Ginny expects a pep talk, don’t worry, of course she’ll say yes, but instead Harry slings an arm over Ted’s shoulders. “It might be weird for a while, I admit. But don’t be a pain in the ass and you’ll both get over it. Of course, she might also say yes. Is the potential weirdness and embarrassment worth the chance that she might say yes?”
A look of determination crosses his features. “Yeah,” he says, nodding. “It’s worth her maybe saying no, if it means she might also say yes.”
“Well then, I think you have your answer.”
And now Ginny is pretty much fully in love with him. Ugh, her life is the worst.
“Come on,” she says, gesturing for Ted to come closer. “Let’s try a few rounds.”

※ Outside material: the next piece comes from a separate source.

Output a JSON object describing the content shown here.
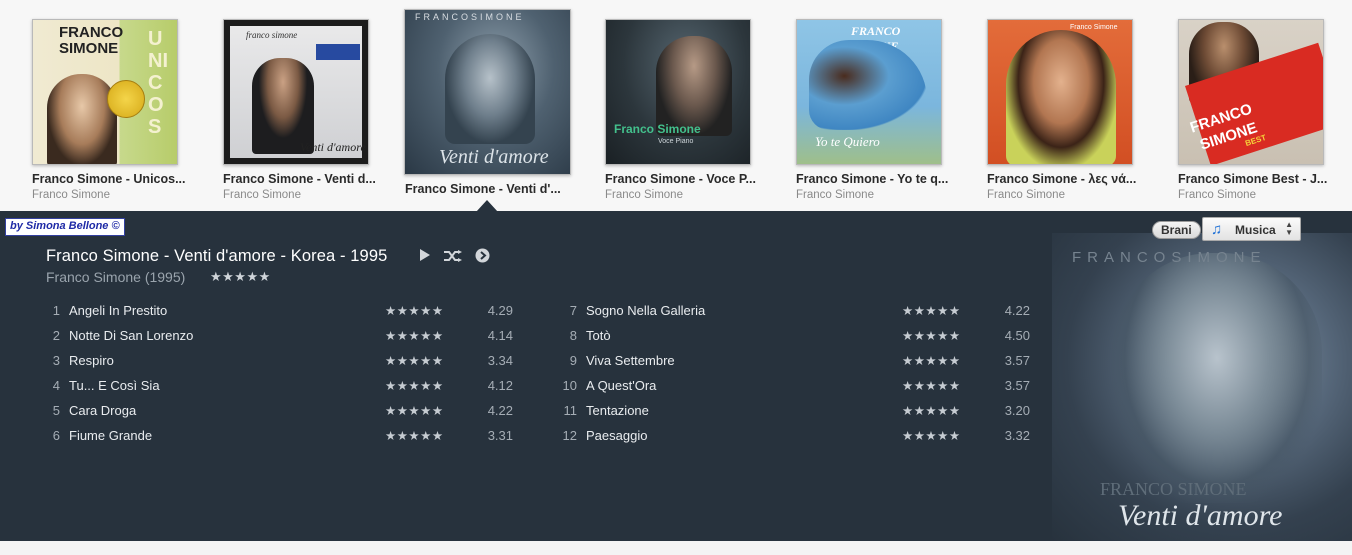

She spends the next fifteen minutes giving him a few key pointers, enough that he’s not a complete hazard, but he’s still a long way from dating form. For one, the kid appears to have two left feet. Which, once he warms up to her a bit (and informs her that he much prefers to go by Teddy), his clumsiness pales in comparison to his general politeness and wicked sense of humor. She’s not sure what he’d say if she said those were going to go a lot further for him than his ice-skating skills.
They eventually come back to a stop next to Harry where he waits against the wall off to one side. They’ve just made it when Teddy careens over and nearly face plants into the ice. Harry reaches out for him, only to almost lose his own footing.
What a pair, Ginny thinks, not even bothering to hold back her laughter.
“Your son seems to have inherited your clumsiness,” she says once they are all steadily on their feet again.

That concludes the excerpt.